Voilà la triste odyssée d’une jeune femme qui fuit sa famille turque et son mari engoncé dans la goujaterie patriarcale.
Le film de Feo Aladag, dont la sortie est toute récente, démarre au milieu d’un ensemble d’HLM implanté dans un paysage désolé quelque part en Turquie. Umay étouffe, et un jour différent des précédents, elle s’évade et s’en va rejoindre sa famille à Berlin. Mauvais choix.
En retrouvant dans la capitale allemande sa mère, son père, sa sœur et ses deux frères, elle se heurte aux mêmes codes d’honneur et de déshonneur qu’elle subissait en Turquie. La place d’une femme est auprès de son mari lui articulent fermement ses parents.

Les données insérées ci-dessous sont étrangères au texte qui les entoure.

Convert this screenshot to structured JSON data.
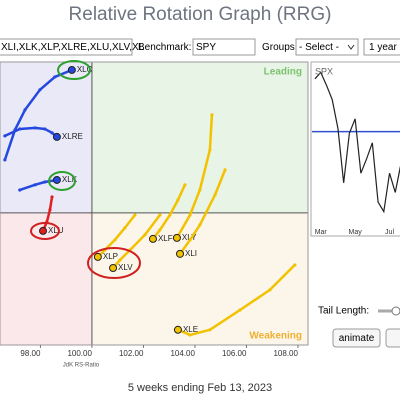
{
  "header": {
    "title": "Relative Rotation Graph (RRG)"
  },
  "toolbar": {
    "symbols": "XLI,XLK,XLP,XLRE,XLU,XLV,XL",
    "benchmark_label": "Benchmark:",
    "benchmark": "SPY",
    "groups_label": "Groups:",
    "groups": "- Select -",
    "period": "1 year"
  },
  "chart_data": [
    {
      "type": "scatter",
      "xlabel": "JdK RS-Ratio",
      "annotations": [
        "Leading",
        "Weakening"
      ],
      "xlim": [
        96.43,
        108.39
      ],
      "ylim": [
        94.87,
        105.86
      ],
      "xticks": [
        {
          "value": 98,
          "label": "98.00"
        },
        {
          "value": 100,
          "label": "100.00"
        },
        {
          "value": 102,
          "label": "102.00"
        },
        {
          "value": 104,
          "label": "104.00"
        },
        {
          "value": 106,
          "label": "106.00"
        },
        {
          "value": 108,
          "label": "108.00"
        }
      ],
      "series": [
        {
          "name": "XLC",
          "color": "#2448e0",
          "x": [
            96.62,
            97.01,
            97.4,
            97.98,
            98.56,
            99.22
          ],
          "values": [
            102.06,
            103.22,
            104.0,
            104.78,
            105.28,
            105.55
          ]
        },
        {
          "name": "XLRE",
          "color": "#2448e0",
          "x": [
            96.62,
            97.2,
            97.79,
            98.17,
            98.45,
            98.64
          ],
          "values": [
            102.99,
            103.26,
            103.3,
            103.26,
            103.11,
            102.95
          ]
        },
        {
          "name": "XLK",
          "color": "#2448e0",
          "x": [
            97.2,
            97.79,
            98.17,
            98.64
          ],
          "values": [
            100.89,
            101.09,
            101.2,
            101.28
          ]
        },
        {
          "name": "XLU",
          "color": "#e02020",
          "x": [
            98.45,
            98.37,
            98.25,
            98.1
          ],
          "values": [
            100.62,
            100.12,
            99.65,
            99.3
          ]
        },
        {
          "name": "XLF",
          "color": "#f2c200",
          "x": [
            103.61,
            103.34,
            103.03,
            102.64,
            102.37
          ],
          "values": [
            101.09,
            100.5,
            99.92,
            99.34,
            98.99
          ]
        },
        {
          "name": "XLY",
          "color": "#f2c200",
          "x": [
            104.66,
            104.58,
            104.19,
            103.81,
            103.3
          ],
          "values": [
            103.81,
            102.45,
            100.89,
            99.92,
            99.03
          ]
        },
        {
          "name": "XLI",
          "color": "#f2c200",
          "x": [
            105.17,
            104.78,
            104.19,
            103.81,
            103.42
          ],
          "values": [
            101.67,
            100.7,
            99.53,
            98.95,
            98.41
          ]
        },
        {
          "name": "XLP",
          "color": "#f2c200",
          "x": [
            101.67,
            101.28,
            100.89,
            100.5,
            100.23
          ],
          "values": [
            99.92,
            99.42,
            98.95,
            98.56,
            98.29
          ]
        },
        {
          "name": "XLV",
          "color": "#f2c200",
          "x": [
            102.64,
            102.06,
            101.48,
            101.09,
            100.82
          ],
          "values": [
            99.92,
            99.15,
            98.56,
            98.17,
            97.86
          ]
        },
        {
          "name": "XLE",
          "color": "#f2c200",
          "x": [
            107.88,
            106.91,
            105.75,
            104.58,
            103.81,
            103.34
          ],
          "values": [
            97.98,
            97.01,
            96.23,
            95.46,
            95.26,
            95.46
          ]
        }
      ]
    },
    {
      "type": "line",
      "title": "SPX",
      "color": "#222222",
      "reference": 59,
      "reference_color": "#3050d0",
      "categories": [
        null,
        "Mar",
        null,
        null,
        null,
        null,
        null,
        "May",
        null,
        null,
        null,
        null,
        null,
        "Jul",
        null,
        null
      ],
      "values": [
        92,
        96,
        88,
        79,
        61,
        27,
        58,
        67,
        33,
        42,
        52,
        15,
        9,
        33,
        21,
        39
      ],
      "ylim": [
        0,
        100
      ]
    }
  ],
  "controls": {
    "tail_length_label": "Tail Length:",
    "animate": "animate"
  },
  "footer": "5 weeks ending Feb 13, 2023"
}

L’honneur d’une famille étant plus fort que les sentiments familiaux, elle ne peut finalement compter ni sur son père ni sur sa mère qui apparaissent au premier chef comme des parents aimants. Mais la pression vient de partout, insupportable. L’un des points forts du film se fait jour lorsqu’elle cherche à fuir cet appartement berlinois et qu’elle s’aperçoit que la porte d’entrée est fermée à double tour. Elle se résout alors à appeler la police allemande qui intervient avec toute la fermeté requise et qui la place avec son petit garçon dans un foyer adapté.

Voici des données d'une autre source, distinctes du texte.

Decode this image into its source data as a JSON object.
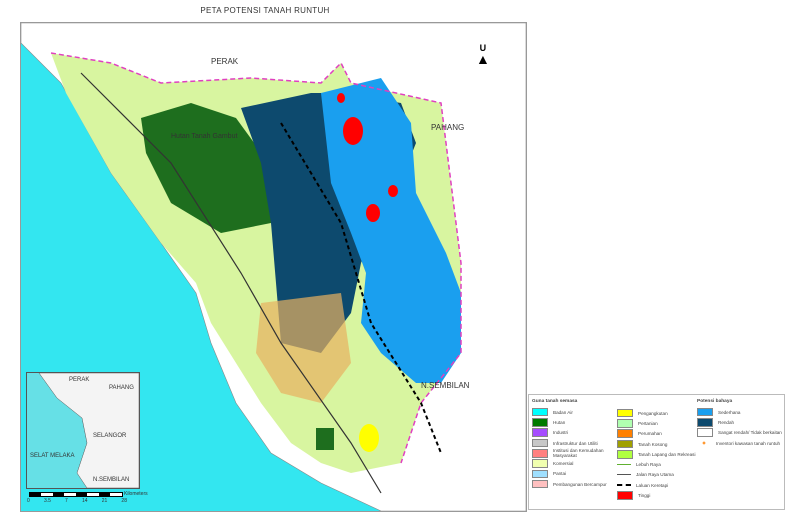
{
  "title": "PETA POTENSI TANAH RUNTUH",
  "north_label": "U",
  "map_labels": {
    "perak": "PERAK",
    "pahang": "PAHANG",
    "n_sembilan": "N.SEMBILAN",
    "forest": "Hutan Tanah Gambut"
  },
  "inset": {
    "labels": [
      "PERAK",
      "PAHANG",
      "SELANGOR",
      "SELAT MELAKA",
      "N.SEMBILAN"
    ]
  },
  "scale": {
    "ticks": [
      "0",
      "3.5",
      "7",
      "14",
      "21",
      "28"
    ],
    "unit": "Kilometers"
  },
  "legend": {
    "landuse_title": "Guna tanah semasa",
    "landuse_col1": [
      {
        "label": "Badan Air",
        "color": "#00ffff"
      },
      {
        "label": "Hutan",
        "color": "#007a00"
      },
      {
        "label": "Industri",
        "color": "#a64dff"
      },
      {
        "label": "Infrastruktur dan Utiliti",
        "color": "#c8c8c8"
      },
      {
        "label": "Institusi dan Kemudahan Masyarakat",
        "color": "#ff8080"
      },
      {
        "label": "Komersial",
        "color": "#f0ffb0"
      },
      {
        "label": "Pantai",
        "color": "#a0e0ff"
      },
      {
        "label": "Pembangunan Bercampur",
        "color": "#ffc0c0"
      }
    ],
    "landuse_col2": [
      {
        "label": "Pengangkutan",
        "color": "#ffff00"
      },
      {
        "label": "Pertanian",
        "color": "#b0ffb0"
      },
      {
        "label": "Perumahan",
        "color": "#ff8000"
      },
      {
        "label": "Tanah Kosong",
        "color": "#a0a000"
      },
      {
        "label": "Tanah Lapang dan Rekreasi",
        "color": "#b0ff40"
      }
    ],
    "lines": [
      {
        "label": "Lebuh Raya",
        "color": "#60b030"
      },
      {
        "label": "Jalan Raya Utama",
        "color": "#555555"
      },
      {
        "label": "Laluan Keretapi",
        "color": "#000000"
      }
    ],
    "high": {
      "label": "Tinggi",
      "color": "#ff0000"
    },
    "hazard_title": "Potensi bahaya",
    "hazard": [
      {
        "label": "Sederhana",
        "color": "#1a9fef"
      },
      {
        "label": "Rendah",
        "color": "#0d4a6e"
      },
      {
        "label": "Sangat rendah/ Tidak berkaitan",
        "color": "#ffffff"
      }
    ],
    "inventory": {
      "label": "Inventori kawasan tanah runtuh",
      "color": "#ff9933"
    }
  }
}
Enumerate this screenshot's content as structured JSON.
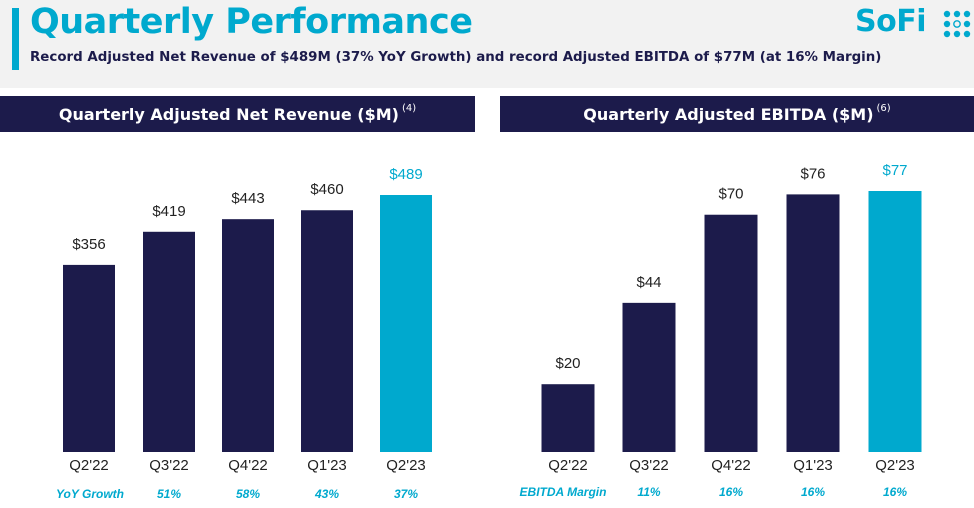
{
  "header": {
    "title": "Quarterly Performance",
    "subtitle": "Record Adjusted Net Revenue of $489M (37% YoY Growth) and record Adjusted EBITDA of $77M (at 16% Margin)",
    "logo_text": "SoFi",
    "logo_icon": "sofi-dots-icon"
  },
  "colors": {
    "navy": "#1c1b4b",
    "teal": "#00a9ce",
    "label": "#222222",
    "header_bg": "#f2f2f2"
  },
  "chart_data": [
    {
      "type": "bar",
      "title": "Quarterly Adjusted Net Revenue ($M)",
      "title_footnote": "(4)",
      "categories": [
        "Q2'22",
        "Q3'22",
        "Q4'22",
        "Q1'23",
        "Q2'23"
      ],
      "values": [
        356,
        419,
        443,
        460,
        489
      ],
      "value_labels": [
        "$356",
        "$419",
        "$443",
        "$460",
        "$489"
      ],
      "highlight_last": true,
      "ylim": [
        0,
        489
      ],
      "grid": false,
      "footer_row": {
        "label": "YoY Growth",
        "values": [
          "",
          "51%",
          "58%",
          "43%",
          "37%"
        ]
      }
    },
    {
      "type": "bar",
      "title": "Quarterly Adjusted EBITDA ($M)",
      "title_footnote": "(6)",
      "categories": [
        "Q2'22",
        "Q3'22",
        "Q4'22",
        "Q1'23",
        "Q2'23"
      ],
      "values": [
        20,
        44,
        70,
        76,
        77
      ],
      "value_labels": [
        "$20",
        "$44",
        "$70",
        "$76",
        "$77"
      ],
      "highlight_last": true,
      "ylim": [
        0,
        77
      ],
      "grid": false,
      "footer_row": {
        "label": "EBITDA Margin",
        "values": [
          "",
          "11%",
          "16%",
          "16%",
          "16%"
        ]
      }
    }
  ]
}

Ce film est terrible parce qu’il se fait l’écho des faits divers déjà lus dans les journaux autour des crimes d’honneur en Turquie et aussi dans d’autres pays. On devine facilement qu’il n’y aura pas de dénouement heureux. Umay est décidée à faire front mais le maillage communautaire la conduit de piège en piège et de cris en gifles. C’est comme un corps humain face à des broyeurs de chantier et la partie est, de toute évidence, perdue d’avance. Cette traque d’une jeune femme qui voudrait seulement respirer est insupportable. Le film progresse autant que l’étau se resserre.
C’est pourquoi il est permis de sortir avant la fin et de se faire raconter la chute bien évidemment tragique. La mission doublement dénonciatrice du film est pourtant louable. Le message est en effet double puisqu’il attire non seulement l’attention sur une révolte impossible, mais aussi par effet de déduction, sur les femmes qui par peur préfèrent subir un environnement aux codes de vie moyenâgeux. Feo Aladag nous plonge dans cette réalité impitoyablement concentrée sans nous laisser une chance de souffler.

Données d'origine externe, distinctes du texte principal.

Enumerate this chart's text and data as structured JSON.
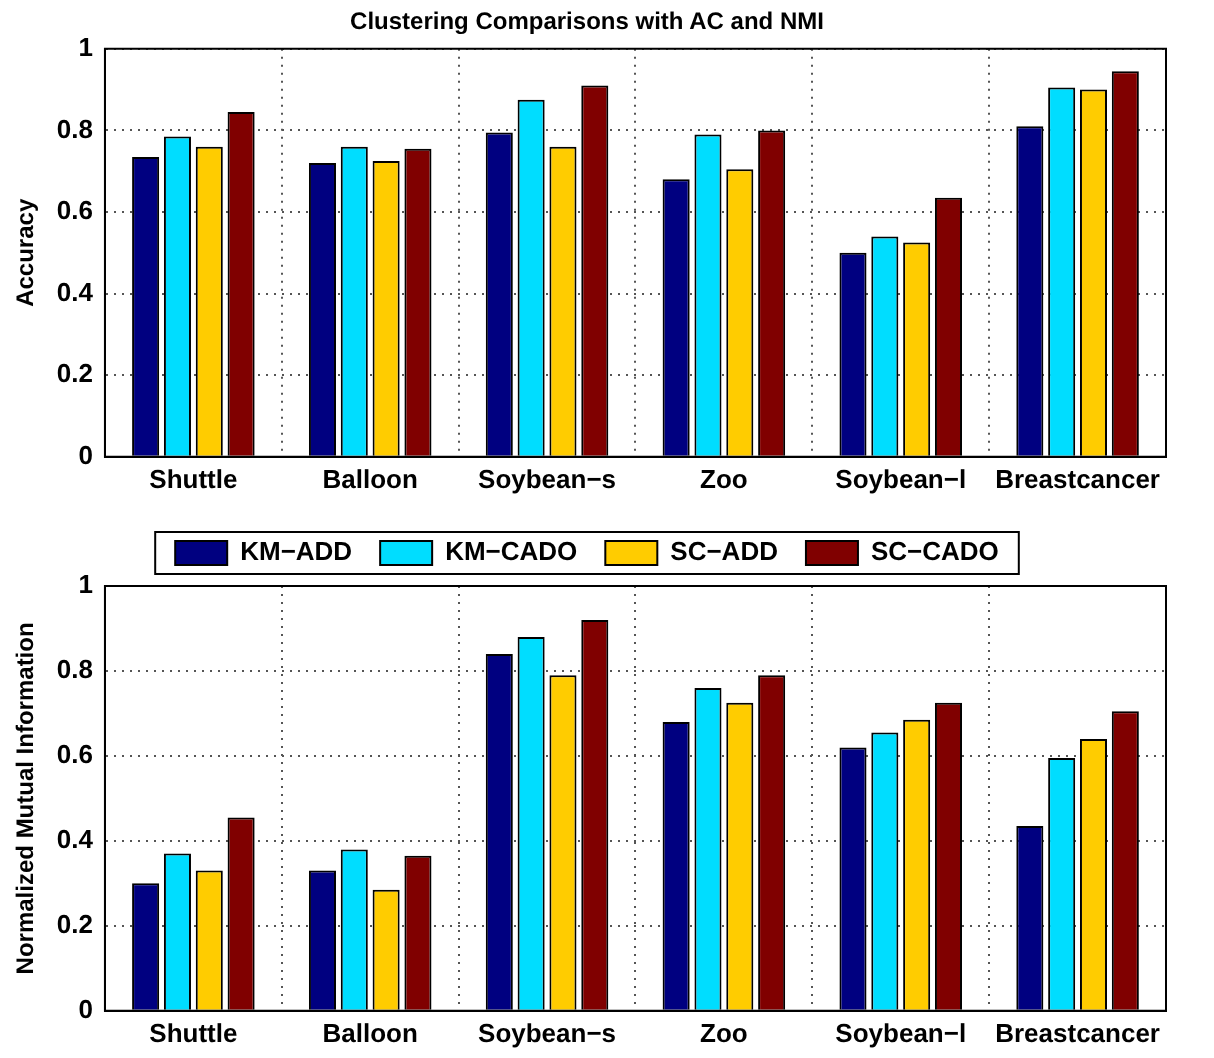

Il n’existe pas le moindre interstice dans le scénario qui laisserait penser qu’il existe aussi une société turque moderne, éprise de valeurs comme la liberté et le respect des autres. C’est un film sans sucres ajoutés dans lequel l’espoir n’a pas voix au chapitre. «L’étrangère » est une séquence unilatérale qui prend le risque de susciter des sentiments turcophobes. La société turque, résumée en l’occurrence à deux seules familles et en partie à la communauté berlinoise, en sort lapidée. «L’étrangère» est comme un tir mortel pour une tradition objectivement épouvantable mais qui ne se préoccupe pas des dommages collatéraux. C’est un long métrage qui se réclame paradoxalement d’un autre genre de code d’honneur.
Un article rédigé de manière très subtile, bravo.